O corpo de Leo foi jogado para trás, batendo na parede. 'Raja, o que—'
'O que você fez com a minha mulher?!' Raja rosnou, respirando com dificuldade. A cara dele queimava de raiva, os olhos pegando fogo. 'Como ousa tocar nela… tirá-la de mim?!'
Ele avançou de novo, dando outro soco. Leo tentou bloquear, revidar, mas Raja era mais rápido, mais forte, e movido pela vingança. O soco não era só ciúme, era a fúria de uma perda reprimida há muito tempo.
'Chega!'
Alina correu entre eles, o corpo dela parando entre os dois homens.

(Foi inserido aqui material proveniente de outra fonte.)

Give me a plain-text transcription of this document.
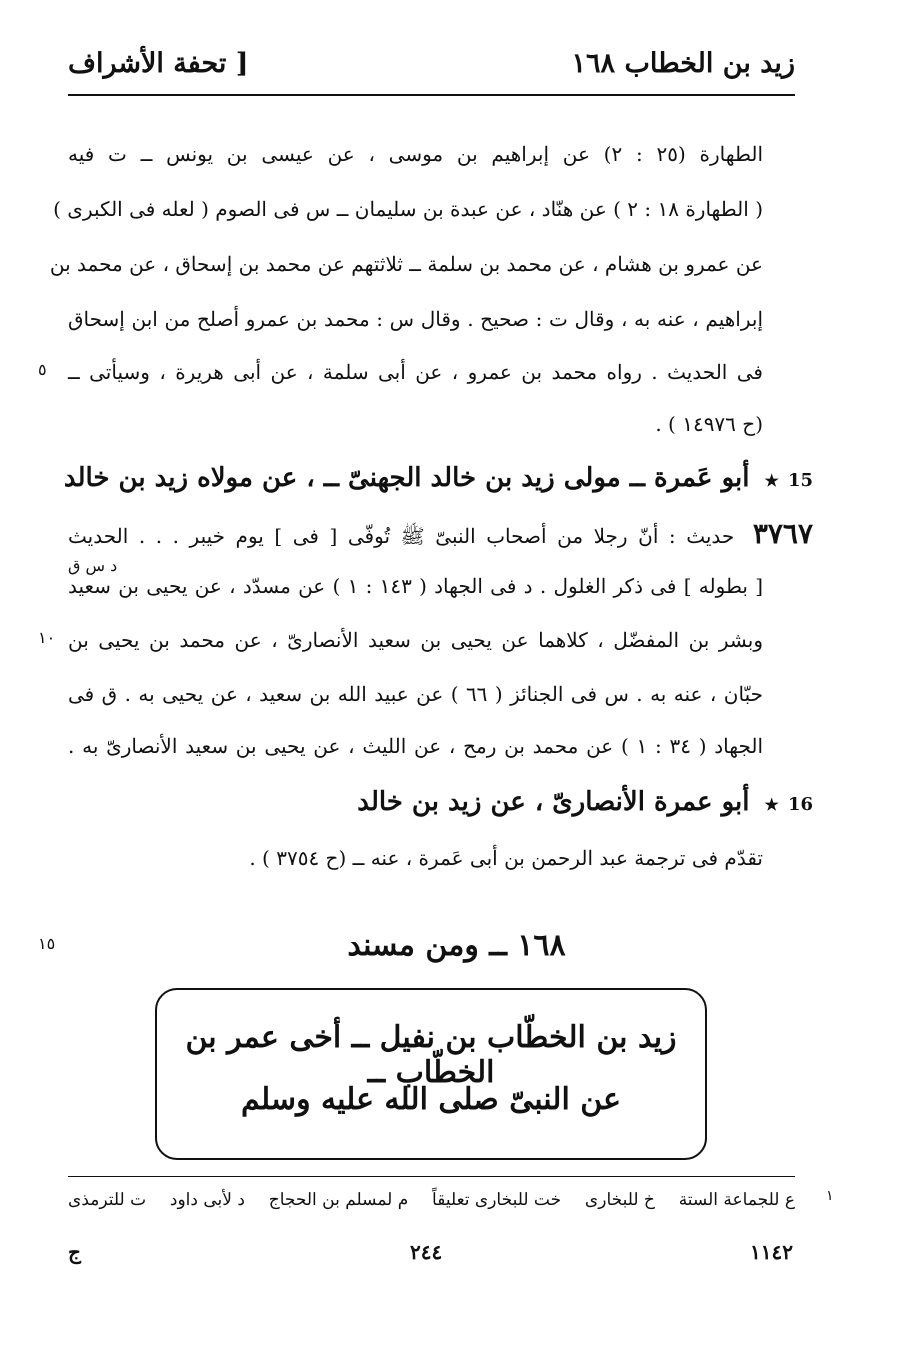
زيد بن الخطاب ١٦٨
[ تحفة الأشراف
الطهارة (٢٥ : ٢) عن إبراهيم بن موسى ، عن عيسى بن يونس ــ ت فيه
( الطهارة ١٨ : ٢ ) عن هنّاد ، عن عبدة بن سليمان ــ س فى الصوم ( لعله فى الكبرى )
عن عمرو بن هشام ، عن محمد بن سلمة ــ ثلاثتهم عن محمد بن إسحاق ، عن محمد بن
إبراهيم ، عنه به ، وقال ت : صحيح . وقال س : محمد بن عمرو أصلح من ابن إسحاق
فى الحديث . رواه محمد بن عمرو ، عن أبى سلمة ، عن أبى هريرة ، وسيأتى ــ
(ح ١٤٩٧٦ ) .
٥
15 ★ أبو عَمرة ــ مولى زيد بن خالد الجهنىّ ــ ، عن مولاه زيد بن خالد
٣٧٦٧ حديث : أنّ رجلا من أصحاب النبىّ ﷺ تُوفّى [ فى ] يوم خيبر . . . الحديث
د س ق
[ بطوله ] فى ذكر الغلول . د فى الجهاد ( ١٤٣ : ١ ) عن مسدّد ، عن يحيى بن سعيد
وبشر بن المفضّل ، كلاهما عن يحيى بن سعيد الأنصارىّ ، عن محمد بن يحيى بن
حبّان ، عنه به . س فى الجنائز ( ٦٦ ) عن عبيد الله بن سعيد ، عن يحيى به . ق فى
الجهاد ( ٣٤ : ١ ) عن محمد بن رمح ، عن الليث ، عن يحيى بن سعيد الأنصارىّ به .
١٠
16 ★ أبو عمرة الأنصارىّ ، عن زيد بن خالد
تقدّم فى ترجمة عبد الرحمن بن أبى عَمرة ، عنه ــ (ح ٣٧٥٤ ) .
١٦٨ ــ ومن مسند
١٥
زيد بن الخطّاب بن نفيل ــ أخى عمر بن الخطّاب ــ
عن النبىّ صلى الله عليه وسلم
١
ع للجماعة الستة
خ للبخارى
خت للبخارى تعليقاً
م لمسلم بن الحجاج
د لأبى داود
ت للترمذى
١١٤٢
٢٤٤
ج
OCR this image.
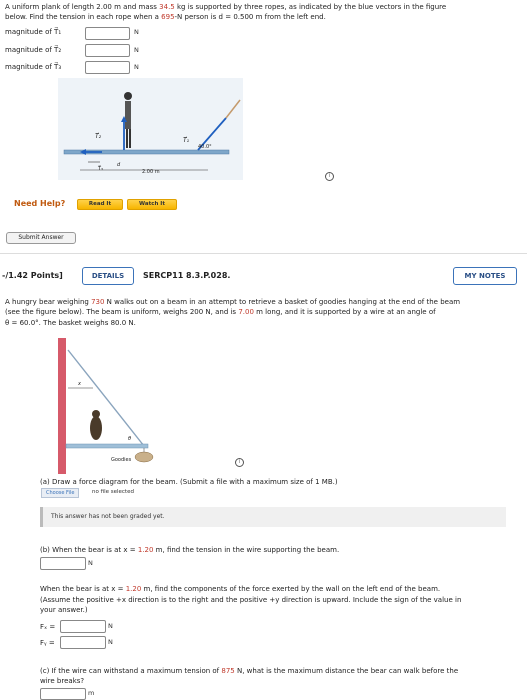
A uniform plank of length 2.00 m and mass 34.5 kg is supported by three ropes, as indicated by the blue vectors in the figure
below. Find the tension in each rope when a 695-N person is d = 0.500 m from the left end.
magnitude of T⃗₁	N
magnitude of T⃗₂	N
magnitude of T⃗₃	N
T⃗₂
T⃗₃
T⃗₁
d
2.00 m
40.0°
i
Need Help?	Read It	Watch It
Submit Answer
-/1.42 Points]	DETAILS	SERCP11 8.3.P.028.	MY NOTES
A hungry bear weighing 730 N walks out on a beam in an attempt to retrieve a basket of goodies hanging at the end of the beam
(see the figure below). The beam is uniform, weighs 200 N, and is 7.00 m long, and it is supported by a wire at an angle of
θ = 60.0°. The basket weighs 80.0 N.
x
θ
Goodies	i
(a) Draw a force diagram for the beam. (Submit a file with a maximum size of 1 MB.)
Choose File	no file selected
This answer has not been graded yet.
(b) When the bear is at x = 1.20 m, find the tension in the wire supporting the beam.
N
When the bear is at x = 1.20 m, find the components of the force exerted by the wall on the left end of the beam.
(Assume the positive +x direction is to the right and the positive +y direction is upward. Include the sign of the value in
your answer.)
Fₓ =	N
Fᵧ =	N
(c) If the wire can withstand a maximum tension of 875 N, what is the maximum distance the bear can walk before the
wire breaks?
m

'Raja, para!' Lágrimas encheram os olhos dela. 'Leo não tem culpa… Eu que escolhi ir embora. Eu… eu pedi para ele me tirar de tudo isso.'
Raja congelou por um momento. O peito dele subia e descia, como se estivesse segurando uma tempestade. Mas as palavras de Alina foram como uma adaga no coração.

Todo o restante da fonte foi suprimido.